$23.99
Instructions: Please put all answers in a single PDF with your name and NetID and upload to SAKAI before class on the due date (there is a LaTeX template on the course web site for you to use). Definitely consider working in a group; please include the names of the people in your group and write up your solutions separately. If you look at any references (even wikipedia), cite them. If you happen to track the number of hours you spent on the homework, it would be great if you could put that at the top of your homework to give us an indication of how difficult it was.
Problem 1
Conditional independence and Bayes Ball algorithm. Answer the questions below, and use either Bayes Ball algorithm or conditional probability to explain. If you use Bayes ball, please describe the path that the ’ball’ takes and give an intuition using the canonical three-node graph structures about why (or not) the reachability argument holds, and thus conditional independence is not satisfied (or vice versa).
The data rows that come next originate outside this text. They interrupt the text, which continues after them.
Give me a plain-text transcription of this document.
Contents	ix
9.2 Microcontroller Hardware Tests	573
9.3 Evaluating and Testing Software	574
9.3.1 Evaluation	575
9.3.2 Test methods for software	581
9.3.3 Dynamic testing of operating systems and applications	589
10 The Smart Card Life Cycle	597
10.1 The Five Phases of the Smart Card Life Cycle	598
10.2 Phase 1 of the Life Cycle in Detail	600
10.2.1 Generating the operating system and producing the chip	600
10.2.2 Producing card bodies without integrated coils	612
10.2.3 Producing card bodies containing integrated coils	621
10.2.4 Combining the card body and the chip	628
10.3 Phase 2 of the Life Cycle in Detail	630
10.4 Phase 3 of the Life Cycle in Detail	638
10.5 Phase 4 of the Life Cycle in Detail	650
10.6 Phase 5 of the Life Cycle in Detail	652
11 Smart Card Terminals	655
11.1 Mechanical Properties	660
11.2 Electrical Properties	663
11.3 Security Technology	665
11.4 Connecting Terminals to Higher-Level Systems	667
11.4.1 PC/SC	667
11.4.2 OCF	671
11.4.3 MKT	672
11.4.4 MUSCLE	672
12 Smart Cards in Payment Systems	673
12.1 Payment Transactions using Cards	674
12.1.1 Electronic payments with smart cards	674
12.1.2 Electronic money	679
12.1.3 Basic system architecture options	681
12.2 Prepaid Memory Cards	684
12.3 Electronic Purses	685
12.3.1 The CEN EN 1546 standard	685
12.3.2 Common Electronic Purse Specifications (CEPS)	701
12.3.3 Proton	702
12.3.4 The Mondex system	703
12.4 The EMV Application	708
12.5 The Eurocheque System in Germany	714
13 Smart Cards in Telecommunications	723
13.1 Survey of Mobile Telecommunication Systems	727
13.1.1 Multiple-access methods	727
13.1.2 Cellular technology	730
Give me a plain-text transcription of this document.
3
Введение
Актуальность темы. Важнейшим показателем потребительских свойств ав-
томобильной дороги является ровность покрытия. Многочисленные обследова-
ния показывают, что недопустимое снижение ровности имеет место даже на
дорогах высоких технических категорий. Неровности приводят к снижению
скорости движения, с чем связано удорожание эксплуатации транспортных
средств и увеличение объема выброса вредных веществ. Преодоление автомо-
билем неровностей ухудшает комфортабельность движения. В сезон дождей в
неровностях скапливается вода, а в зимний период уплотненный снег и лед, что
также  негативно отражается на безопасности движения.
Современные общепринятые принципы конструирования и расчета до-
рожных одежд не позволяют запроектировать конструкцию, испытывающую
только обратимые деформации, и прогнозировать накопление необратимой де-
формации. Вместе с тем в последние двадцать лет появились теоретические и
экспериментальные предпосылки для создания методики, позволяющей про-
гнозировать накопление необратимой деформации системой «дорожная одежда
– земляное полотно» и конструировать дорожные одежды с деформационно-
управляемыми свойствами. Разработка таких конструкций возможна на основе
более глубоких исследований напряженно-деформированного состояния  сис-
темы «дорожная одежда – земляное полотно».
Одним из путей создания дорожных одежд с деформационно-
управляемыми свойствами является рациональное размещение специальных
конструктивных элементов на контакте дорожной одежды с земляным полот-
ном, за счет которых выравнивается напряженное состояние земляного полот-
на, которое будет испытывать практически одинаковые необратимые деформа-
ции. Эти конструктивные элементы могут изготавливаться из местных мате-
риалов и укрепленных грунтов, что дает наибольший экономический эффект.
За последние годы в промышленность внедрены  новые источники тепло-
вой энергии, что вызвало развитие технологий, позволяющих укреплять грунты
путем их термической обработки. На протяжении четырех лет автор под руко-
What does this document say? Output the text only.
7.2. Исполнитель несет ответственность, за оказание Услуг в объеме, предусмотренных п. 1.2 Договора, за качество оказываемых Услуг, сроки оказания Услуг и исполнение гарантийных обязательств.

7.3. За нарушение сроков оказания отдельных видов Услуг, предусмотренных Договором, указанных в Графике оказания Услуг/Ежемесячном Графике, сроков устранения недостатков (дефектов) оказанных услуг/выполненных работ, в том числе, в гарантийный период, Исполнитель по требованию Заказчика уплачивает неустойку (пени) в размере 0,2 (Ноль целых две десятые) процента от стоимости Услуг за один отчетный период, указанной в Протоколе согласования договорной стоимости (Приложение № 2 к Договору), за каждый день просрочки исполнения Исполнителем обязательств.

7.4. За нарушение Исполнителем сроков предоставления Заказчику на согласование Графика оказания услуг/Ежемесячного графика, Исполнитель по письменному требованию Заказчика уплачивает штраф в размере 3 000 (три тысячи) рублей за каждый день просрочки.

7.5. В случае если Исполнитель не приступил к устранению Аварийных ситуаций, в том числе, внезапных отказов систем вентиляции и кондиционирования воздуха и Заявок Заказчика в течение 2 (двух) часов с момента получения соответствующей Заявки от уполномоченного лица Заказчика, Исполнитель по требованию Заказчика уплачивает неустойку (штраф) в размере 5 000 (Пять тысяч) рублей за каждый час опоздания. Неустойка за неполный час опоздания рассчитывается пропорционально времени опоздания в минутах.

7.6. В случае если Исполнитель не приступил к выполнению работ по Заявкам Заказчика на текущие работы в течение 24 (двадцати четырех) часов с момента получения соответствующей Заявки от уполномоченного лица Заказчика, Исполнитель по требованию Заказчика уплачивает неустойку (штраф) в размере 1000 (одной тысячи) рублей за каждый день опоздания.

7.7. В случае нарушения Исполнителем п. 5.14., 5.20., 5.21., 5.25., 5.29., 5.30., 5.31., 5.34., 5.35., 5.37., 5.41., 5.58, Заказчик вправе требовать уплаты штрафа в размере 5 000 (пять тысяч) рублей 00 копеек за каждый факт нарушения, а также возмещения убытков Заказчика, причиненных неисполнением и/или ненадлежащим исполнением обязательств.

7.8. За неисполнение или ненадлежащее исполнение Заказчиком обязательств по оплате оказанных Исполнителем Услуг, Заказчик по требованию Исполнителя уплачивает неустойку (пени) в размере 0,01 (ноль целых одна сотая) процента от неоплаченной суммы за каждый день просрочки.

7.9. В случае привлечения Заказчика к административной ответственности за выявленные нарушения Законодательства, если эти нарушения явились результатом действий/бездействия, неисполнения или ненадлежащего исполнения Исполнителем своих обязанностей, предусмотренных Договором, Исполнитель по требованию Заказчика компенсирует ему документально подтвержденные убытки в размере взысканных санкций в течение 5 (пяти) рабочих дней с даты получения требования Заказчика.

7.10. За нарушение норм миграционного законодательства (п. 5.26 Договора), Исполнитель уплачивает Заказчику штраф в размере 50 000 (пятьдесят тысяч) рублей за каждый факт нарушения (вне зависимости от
Considering the following graph (random variables that we are conditioning on are not shaded here because they change based on the problem):
X1 X2
X3
X4
(a) Is X1 ⊥ X2 |X3 (are X1 and X2 conditionally independent given X3 )? (b) Is X1 ⊥ X2 |X4?
(c) Is X1 ⊥ X2 ? (X3 and X4 are unobserved here)
Considering the following graph,
X1
X2 X3
X4 X5 X6 X7
(d) Is X4 ⊥ X7|X1?
Is X4 ⊥ X5|X1?
Problem 2
Naive Bayes classifier (NBC). Naive Bayes classifier is widely used to classify emails. It can be expressed in the graph below, where Y is the class label, Y ∈ {0, 1}, where class 1 means spam email, and class 0 means non-spam email. Random variables X represent the features of the emails; for instance, XA can be the number of words in an email, XB can be the time of day receiving the emails, XC can be the number of words not found in dictionary. Let us assume that these three features are Gaussian distributed, although this assumption is not entirely accurate. Let us also assume that Y is Bernoulli with p(Y = 1|π) = π.
Y
XA XB XC
(a) Write down the joint probability of the random variables in the graph and factorize it according to the graph structure.
(b) For all pairs of features (Xi and Xj , i = j), is Xi ⊥ Xj |Y ? Explain what this means with respect to the problem of classification and the implications for the features. Is this true of our real data in practice? Can you think of a situation when this assumption will be explicitly violated, and may impact our classification accuracy? (Two sentences)
(c) We have a training set Dtraining = (Y, XA , XB , XC )1 , ..., (Y, XA , XB , XC )n (with observed features and class labels, in other words, n emails classified as spam or not spam), and a test set Dtest = (XA , XB , XC )1 , ..., (XA , XB , XC )m (with observed features, but unknown class labels).
With this classifier, we could predict the probability that a test email belongs to the spam class. Write down how to compute P (Yj = 1|(XA , XB , XC )j ), j = 1, ..., m given that we know the components of our factorized joint probability (hint: ignore the training set, use Bayes’ Rule).
Problem 3
Maximum likelihood estimates for NBC.
Still using the graph in Problem 2 and the task of classifying emails, let’s focus on the training data, Dtraining = (Y, XA , XB , XC )1 , ..., (Y, XA , XB , XC )n , Y ∈ {0, 1}, i.e.,
the features and class labels are fully observed here. Suppose our features X{A,B,C } in
iid
A,y
each class of emails have Gaussian distributions, e.g., XA |Y = y
∼ N (µA,y , σ2
). In
other words, the Gaussian parameters for the features are class-specific, meaning there
is one mean for feature A when the email is spam and another mean for feature A when the email is not spam.
∼
(a) Y iid Ber(π), π ∈ [0, 1]. How do we find the maximum likelihood estimate (MLE)
of π using the training set D?
A,y
(b) If σ2
is fixed, derive the MLE of µA,1 and µA,0 (in other words, the class mean of
feature A for spam µA,1 and not spam µA,0) using training set D.
2
(c) If µA1 and µA0 are fixed, derive the MLE for σA,0 using training set D.